Missouri covers the full cost of the program, which totaled $11 million in the latest fiscal year. Most of the other states chip in money through a cost-sharing model.

“The kids started calling me the ‘book lady,’” Parton said. “And Daddy was more proud of that than he was that I was a star. But Daddy got to feeling like he had really done something great as well.”

Parton, who earned the Grammy Lifetime Achievement Award a decade ago, said she eventually wants to see the program in every state. While there is a presence in all of them, 21 have legislation ensuring all kids under 5 can enroll. She said she is proud that her dad lived long enough to see the program get off the ground.

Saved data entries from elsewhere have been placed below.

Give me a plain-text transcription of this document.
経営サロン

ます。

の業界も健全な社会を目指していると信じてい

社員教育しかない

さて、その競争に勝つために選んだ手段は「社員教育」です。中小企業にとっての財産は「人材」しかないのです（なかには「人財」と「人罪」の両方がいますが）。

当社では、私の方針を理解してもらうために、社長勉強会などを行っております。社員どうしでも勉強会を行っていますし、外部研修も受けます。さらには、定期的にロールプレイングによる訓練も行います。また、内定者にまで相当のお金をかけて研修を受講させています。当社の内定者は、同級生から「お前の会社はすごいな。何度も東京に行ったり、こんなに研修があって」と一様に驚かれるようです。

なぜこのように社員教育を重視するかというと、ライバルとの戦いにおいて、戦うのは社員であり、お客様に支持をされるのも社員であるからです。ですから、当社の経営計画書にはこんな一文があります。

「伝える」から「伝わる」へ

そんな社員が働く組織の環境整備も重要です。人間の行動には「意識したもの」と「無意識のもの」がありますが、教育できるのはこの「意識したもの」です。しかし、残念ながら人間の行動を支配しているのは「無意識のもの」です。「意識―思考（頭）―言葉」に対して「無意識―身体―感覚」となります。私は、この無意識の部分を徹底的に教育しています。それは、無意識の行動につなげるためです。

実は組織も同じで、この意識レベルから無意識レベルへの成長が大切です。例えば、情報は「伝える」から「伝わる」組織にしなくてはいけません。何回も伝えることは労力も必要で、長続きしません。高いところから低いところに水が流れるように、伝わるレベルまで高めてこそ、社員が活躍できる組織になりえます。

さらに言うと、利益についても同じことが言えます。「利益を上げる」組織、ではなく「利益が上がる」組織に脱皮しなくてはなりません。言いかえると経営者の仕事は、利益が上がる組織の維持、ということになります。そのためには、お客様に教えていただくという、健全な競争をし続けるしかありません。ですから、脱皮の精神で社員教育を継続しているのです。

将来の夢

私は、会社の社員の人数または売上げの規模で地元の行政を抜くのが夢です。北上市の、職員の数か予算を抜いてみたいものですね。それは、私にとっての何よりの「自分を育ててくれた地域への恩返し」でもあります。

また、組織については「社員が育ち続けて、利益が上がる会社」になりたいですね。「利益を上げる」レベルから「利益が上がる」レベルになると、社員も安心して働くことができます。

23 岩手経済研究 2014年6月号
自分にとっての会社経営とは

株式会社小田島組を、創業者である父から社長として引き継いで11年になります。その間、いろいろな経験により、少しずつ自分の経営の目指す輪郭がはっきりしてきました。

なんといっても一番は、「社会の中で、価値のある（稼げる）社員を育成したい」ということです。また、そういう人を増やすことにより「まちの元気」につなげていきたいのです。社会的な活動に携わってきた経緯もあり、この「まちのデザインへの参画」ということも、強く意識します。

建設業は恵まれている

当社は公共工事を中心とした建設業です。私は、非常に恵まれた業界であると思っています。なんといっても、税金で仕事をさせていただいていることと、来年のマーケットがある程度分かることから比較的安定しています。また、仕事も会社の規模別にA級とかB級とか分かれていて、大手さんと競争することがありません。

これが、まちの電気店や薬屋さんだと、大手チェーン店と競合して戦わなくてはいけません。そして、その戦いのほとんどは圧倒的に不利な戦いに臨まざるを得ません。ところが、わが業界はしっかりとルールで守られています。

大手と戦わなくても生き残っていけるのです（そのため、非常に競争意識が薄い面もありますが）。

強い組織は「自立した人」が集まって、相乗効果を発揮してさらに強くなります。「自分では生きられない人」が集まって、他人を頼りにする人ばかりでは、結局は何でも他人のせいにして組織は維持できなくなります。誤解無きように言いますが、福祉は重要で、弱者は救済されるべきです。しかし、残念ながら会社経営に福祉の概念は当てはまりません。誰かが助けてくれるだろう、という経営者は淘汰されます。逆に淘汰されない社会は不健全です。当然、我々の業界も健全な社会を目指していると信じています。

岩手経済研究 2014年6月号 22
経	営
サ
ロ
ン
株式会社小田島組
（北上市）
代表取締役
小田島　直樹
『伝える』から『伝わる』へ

“That was kind of my way to honor my dad, because the Bible says to honor your father and mother,” she said. “And I don’t think that just means, ‘just obey.’ I think it means to bring honor to their name and to them.”

DOLLY parton

“That was kind of my way to honor my dad, because the Bible says to honor your father and mother,” she said. “And I don’t think that just means, ‘just obey.’ I think it means to bring honor to their name and to them.”

Parton is an author herself whose titles include the 1996 children’s book “Coat of Many Colors,” which is part of the book giveaway program.

As she prepared to sing her famous song by the same name, she explained that it is about a coat her mother made her from a patchwork of mismatched fabric, since the family was too poor to afford a large piece of a single fabric. Parton was proud of it because her mother likened it the multicolored coat that is told about in the Bible — a fantastic gift from Jacob to his son Joseph.

Classmates, however, laughed at her. For years, she said the experience was a “deep, deep hurt.”

She said that with writing and performing the song, “the hurt just left me.” She received letters over the years from people saying it did the same thing for them.

“The fact,” she explained, “that that little song has just meant so much not only to me, but to so many other people for so many different reasons, makes it my favorite song.”

Asked during the tour about her lasting legacy, Parton said she’d like to be remembered as “a good ole girl” who worked hard and tried to make people happy and the world a better place.

“Of course, I want to be known as a songwriter and a singer, but I honestly can say that the Imagination Library has meant as much, if not more, to me than nearly anything that I’ve ever done,” she said.